Gimlet – small tool for boring holes; also a drink made with gin or vodka and lime juice.


Glaucous – light bluish-green.  I heard Richard Dreyfuss use this word in Jaws and I always wondered what it meant, but I never looked it up.  Bad writer! Bad!

Glossary – list of terms and definitions, often found at the back of a textbook.

Gormless – unintelligent.  Batman wondered how Robin could be so gormless as to let Joker capture him.  Perhaps his hot chocolate had been drugged.  Could that rather hirsute waitress have been one of Joker’s henchmen in a dress?

Goalmouth – the area between goalposts.

Gravid – pregnant.   Willow didn’t want to tell Buffy she was gravid with a mutant demon baby. Fooling around with Spike while hypnotized was embarrassing enough.

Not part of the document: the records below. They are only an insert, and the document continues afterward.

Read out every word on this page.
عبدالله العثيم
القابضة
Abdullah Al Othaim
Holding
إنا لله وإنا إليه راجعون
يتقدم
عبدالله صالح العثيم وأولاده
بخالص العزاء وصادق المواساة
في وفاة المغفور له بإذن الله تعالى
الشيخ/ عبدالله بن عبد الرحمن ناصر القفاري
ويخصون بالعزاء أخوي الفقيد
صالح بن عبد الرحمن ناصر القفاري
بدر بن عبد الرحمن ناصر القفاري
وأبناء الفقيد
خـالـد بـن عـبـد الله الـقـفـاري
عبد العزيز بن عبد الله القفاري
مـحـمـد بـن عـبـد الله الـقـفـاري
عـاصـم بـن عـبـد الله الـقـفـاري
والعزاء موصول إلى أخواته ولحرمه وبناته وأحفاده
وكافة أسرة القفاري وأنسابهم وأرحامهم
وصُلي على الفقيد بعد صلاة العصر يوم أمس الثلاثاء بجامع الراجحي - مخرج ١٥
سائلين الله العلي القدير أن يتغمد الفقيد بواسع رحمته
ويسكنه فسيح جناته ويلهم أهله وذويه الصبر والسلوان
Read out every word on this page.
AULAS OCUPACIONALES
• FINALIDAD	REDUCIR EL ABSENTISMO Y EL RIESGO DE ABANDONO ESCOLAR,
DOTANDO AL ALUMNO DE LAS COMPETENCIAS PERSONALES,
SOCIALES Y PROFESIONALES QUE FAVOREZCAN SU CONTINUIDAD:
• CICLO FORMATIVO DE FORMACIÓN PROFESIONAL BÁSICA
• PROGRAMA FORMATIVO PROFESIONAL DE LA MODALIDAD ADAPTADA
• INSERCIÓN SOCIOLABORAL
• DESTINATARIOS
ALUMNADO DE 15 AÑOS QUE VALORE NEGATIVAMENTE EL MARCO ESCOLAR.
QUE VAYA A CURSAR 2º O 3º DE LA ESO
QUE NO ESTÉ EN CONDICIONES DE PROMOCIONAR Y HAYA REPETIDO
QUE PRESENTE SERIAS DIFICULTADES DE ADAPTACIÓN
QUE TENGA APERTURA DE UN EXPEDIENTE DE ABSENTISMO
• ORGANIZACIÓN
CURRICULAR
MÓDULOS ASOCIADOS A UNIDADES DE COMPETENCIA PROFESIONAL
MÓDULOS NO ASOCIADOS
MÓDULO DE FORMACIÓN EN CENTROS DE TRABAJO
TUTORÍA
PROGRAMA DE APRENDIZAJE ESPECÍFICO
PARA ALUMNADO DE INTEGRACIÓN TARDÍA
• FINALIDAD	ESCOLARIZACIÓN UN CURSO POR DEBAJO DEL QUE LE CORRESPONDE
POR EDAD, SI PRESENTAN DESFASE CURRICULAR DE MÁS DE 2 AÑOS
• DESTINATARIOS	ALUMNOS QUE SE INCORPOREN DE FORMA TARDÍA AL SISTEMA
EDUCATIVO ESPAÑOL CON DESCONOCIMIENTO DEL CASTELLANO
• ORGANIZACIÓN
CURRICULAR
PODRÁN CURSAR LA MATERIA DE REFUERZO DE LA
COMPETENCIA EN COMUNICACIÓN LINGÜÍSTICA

Groundlings – the Elizabethan commoners who paid a penny to stand in the yard (central open area) at the Globe Theater and watch Shakespeare’s plays.

Guile – crafty deception, wiles.

Guignol (grand guignol) – shocking or horrifying entertainment; over-the-top.  From Theatre du Grand Guignol in Paris, a bastion of in-your-face theater from its opening in 1897 until it closed in 1962.

Gwynedd – a county in Wales.

I could go there.

Gynotikolobomassophile – someone who enjoys nibbling on women’s earlobes. I swear this vocabulary search gets weirder every time.

Gyre – circular motion.  Those slithy toves who gyred and gimbled in the wabe in Lewis Carroll’s Jabberwocky must have been pretty dizzy.  Gimble means to make holes as with a gimlet.

A slithy tove gimbling. No word on whether he gyred first.

That’s all for G.  Good night kids!

10 thoughts on “Vocabulary: Gee!

    • Thanks! Gelato is soooo good. I had it in Santa Cruz, CA for the first time. There was a place out on the wharf that made it and it was yummy. I got addicted to it. :)

  1. Good G words. That gelato looks so good. I have a movie on DVD, a horror film from the 50s, that was inspired by the Grand Guignol. There is a special feature that talkes about it. Offhand I don’t recall what the film is.

    Tossing It Out

    • If you remember, Arlee, please let me know; I love those old 50s horror flicks. Some of them aren’t bad for the time. And the bad ones tend to be really funny.

      Doesn’t that gelato look great? I have a very bad cold…I should find some to make me feel better. ;)

      • Gladly! The film is called Theatre of Death or is sometimes known as Blood Fiend and it stars the great Christoper Lee. It came out in 1967.

        The DVD version that I got is a double feature put out by Anchor Bay Entertainment. The other film is Circus of Horrors (1960), which the reason I had bought the disc–because I collect films about circus and I really like the song “Look for a Star” that is used in the film.

        If you enjoy these types of films, you would probably like these. They aren’t too bad.